Timon Gehr timon.gehr at gmx.ch
Mon Jul 9 17:28:42 PDT 2012


On 07/10/2012 01:57 AM, Geoffrey Biggs wrote:
> On 10 July 2012 01:02, Timon Gehr<timon.gehr at gmx.ch>  wrote:
>> ...
>> 2.
>>
>> - hash table
>> - opApply compacts the table if it is occupied too sparsely, in order
>>    to speed up further iteration.
>> - toString iterates over all key/value pairs by the means of opApply.
>>
>> Clearly, toString cannot be const in this setup.
>>
>> ...
>> I am not talking about code quality. I am talking about code
>> maintainability, extensibility and performance.
>
> Although I don't know what D's goals with const are, in C++,
> const-correctness is often considered from the perspective of outside
> the interface. A const member function guarantees that, from the point
> of view of an entity using the object, its state will not change. This
> does not guarantee that data stored in the object is not changing.
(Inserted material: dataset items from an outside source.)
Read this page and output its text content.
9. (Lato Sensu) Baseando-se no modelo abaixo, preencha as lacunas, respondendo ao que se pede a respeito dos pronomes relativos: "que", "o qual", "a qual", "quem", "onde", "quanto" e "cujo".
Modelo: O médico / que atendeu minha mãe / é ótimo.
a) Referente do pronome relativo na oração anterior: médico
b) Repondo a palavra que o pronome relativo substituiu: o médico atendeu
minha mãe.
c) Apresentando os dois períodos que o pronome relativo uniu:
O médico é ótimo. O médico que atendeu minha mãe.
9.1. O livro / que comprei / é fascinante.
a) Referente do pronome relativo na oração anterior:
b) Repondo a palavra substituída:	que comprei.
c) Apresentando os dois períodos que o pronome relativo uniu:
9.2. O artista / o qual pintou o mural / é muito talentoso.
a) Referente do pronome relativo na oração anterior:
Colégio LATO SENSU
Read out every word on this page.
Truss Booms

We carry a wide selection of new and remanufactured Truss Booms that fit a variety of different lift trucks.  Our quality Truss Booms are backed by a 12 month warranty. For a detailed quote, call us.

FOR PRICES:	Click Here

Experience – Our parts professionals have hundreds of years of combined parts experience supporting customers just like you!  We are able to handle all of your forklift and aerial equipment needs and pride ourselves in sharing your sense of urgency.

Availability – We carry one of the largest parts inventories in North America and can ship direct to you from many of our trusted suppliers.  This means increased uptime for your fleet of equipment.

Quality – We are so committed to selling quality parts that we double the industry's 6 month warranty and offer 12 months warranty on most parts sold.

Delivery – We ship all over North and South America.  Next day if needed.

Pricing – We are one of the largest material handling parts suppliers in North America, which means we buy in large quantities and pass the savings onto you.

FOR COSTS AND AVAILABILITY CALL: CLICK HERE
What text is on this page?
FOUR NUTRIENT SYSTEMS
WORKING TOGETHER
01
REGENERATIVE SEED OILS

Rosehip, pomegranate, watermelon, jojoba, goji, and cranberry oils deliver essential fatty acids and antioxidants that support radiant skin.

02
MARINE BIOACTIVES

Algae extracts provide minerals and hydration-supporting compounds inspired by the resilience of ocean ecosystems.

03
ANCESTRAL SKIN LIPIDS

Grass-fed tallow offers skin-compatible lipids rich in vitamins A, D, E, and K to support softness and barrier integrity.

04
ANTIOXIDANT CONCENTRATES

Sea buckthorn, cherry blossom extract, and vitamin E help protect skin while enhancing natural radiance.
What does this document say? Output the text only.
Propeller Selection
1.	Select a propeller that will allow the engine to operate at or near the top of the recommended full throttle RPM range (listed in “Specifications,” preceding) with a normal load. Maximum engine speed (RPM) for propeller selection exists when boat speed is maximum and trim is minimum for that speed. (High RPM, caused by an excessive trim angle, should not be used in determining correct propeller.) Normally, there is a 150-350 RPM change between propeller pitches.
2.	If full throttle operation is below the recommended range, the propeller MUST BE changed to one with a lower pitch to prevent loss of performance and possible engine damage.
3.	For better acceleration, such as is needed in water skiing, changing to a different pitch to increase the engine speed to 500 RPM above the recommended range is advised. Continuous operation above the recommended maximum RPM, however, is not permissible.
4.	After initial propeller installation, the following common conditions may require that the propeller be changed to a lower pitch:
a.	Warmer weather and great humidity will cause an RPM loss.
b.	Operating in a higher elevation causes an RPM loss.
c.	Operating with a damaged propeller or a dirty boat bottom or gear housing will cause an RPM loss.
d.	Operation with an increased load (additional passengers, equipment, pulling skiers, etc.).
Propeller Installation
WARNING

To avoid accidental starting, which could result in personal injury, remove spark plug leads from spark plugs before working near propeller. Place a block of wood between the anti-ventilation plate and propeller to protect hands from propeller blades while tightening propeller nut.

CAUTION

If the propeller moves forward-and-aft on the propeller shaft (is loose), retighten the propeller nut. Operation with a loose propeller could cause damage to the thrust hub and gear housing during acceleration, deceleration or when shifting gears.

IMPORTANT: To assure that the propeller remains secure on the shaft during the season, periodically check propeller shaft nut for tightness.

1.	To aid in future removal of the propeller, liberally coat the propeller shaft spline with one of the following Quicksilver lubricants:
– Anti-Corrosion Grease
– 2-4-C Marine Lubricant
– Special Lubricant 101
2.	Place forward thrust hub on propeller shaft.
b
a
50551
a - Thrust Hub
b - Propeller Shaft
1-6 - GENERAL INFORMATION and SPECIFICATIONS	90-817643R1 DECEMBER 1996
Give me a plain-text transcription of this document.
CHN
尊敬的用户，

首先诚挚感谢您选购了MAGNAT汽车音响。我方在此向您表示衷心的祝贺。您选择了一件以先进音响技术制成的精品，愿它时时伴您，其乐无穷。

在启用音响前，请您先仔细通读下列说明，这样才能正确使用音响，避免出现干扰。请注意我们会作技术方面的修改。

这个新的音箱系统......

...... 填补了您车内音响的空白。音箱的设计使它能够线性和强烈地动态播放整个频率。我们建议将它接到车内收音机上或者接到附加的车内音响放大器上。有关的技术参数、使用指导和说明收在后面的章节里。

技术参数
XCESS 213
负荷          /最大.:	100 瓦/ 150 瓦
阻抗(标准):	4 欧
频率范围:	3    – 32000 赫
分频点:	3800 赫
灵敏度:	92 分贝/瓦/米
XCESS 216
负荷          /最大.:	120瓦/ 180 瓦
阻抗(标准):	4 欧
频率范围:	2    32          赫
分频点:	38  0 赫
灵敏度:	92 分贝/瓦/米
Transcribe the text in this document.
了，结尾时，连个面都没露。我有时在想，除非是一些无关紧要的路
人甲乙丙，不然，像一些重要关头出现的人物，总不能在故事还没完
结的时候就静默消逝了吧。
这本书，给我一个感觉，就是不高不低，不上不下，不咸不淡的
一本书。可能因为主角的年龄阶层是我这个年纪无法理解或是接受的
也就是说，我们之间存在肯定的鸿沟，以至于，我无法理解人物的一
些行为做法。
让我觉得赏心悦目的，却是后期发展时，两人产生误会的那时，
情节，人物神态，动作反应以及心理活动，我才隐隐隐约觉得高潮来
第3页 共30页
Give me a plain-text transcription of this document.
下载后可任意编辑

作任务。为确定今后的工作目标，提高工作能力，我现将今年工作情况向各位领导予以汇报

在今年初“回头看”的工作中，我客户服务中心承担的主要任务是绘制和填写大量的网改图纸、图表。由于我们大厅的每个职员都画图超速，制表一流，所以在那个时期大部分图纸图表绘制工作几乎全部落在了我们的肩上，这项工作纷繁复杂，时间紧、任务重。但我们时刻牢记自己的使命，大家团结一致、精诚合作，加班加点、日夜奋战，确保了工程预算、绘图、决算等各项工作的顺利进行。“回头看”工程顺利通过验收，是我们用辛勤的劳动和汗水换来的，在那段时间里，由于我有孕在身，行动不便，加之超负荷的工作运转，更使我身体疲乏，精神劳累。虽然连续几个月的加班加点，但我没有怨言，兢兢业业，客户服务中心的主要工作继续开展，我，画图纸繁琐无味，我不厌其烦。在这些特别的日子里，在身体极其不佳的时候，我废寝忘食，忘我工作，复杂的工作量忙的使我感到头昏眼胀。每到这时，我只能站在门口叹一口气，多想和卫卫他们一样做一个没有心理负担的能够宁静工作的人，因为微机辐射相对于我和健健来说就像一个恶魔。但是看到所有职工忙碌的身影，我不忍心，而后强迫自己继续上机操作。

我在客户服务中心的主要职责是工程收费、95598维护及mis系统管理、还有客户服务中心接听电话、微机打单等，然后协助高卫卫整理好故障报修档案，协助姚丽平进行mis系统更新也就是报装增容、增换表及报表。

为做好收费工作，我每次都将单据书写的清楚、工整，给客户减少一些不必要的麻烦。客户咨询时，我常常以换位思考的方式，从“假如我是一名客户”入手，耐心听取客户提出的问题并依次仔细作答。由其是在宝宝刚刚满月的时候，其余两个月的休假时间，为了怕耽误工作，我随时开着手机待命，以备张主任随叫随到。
> This allows for things like storing cached values. Unfortunately,
> implementing this is more difficult than it might sound, e.g. in cases
> such as  #2 above, particularly if you also want the compiler checking
> that the const keyword can allow (which you should).
>
> See here for more information:
> http://www.parashift.com/c++-faq-lite/mutable-data-members.html
>
> Geoff

Exactly! I don't think that the term 'const correctness' actually
has a meaning in D. It is a C++ term.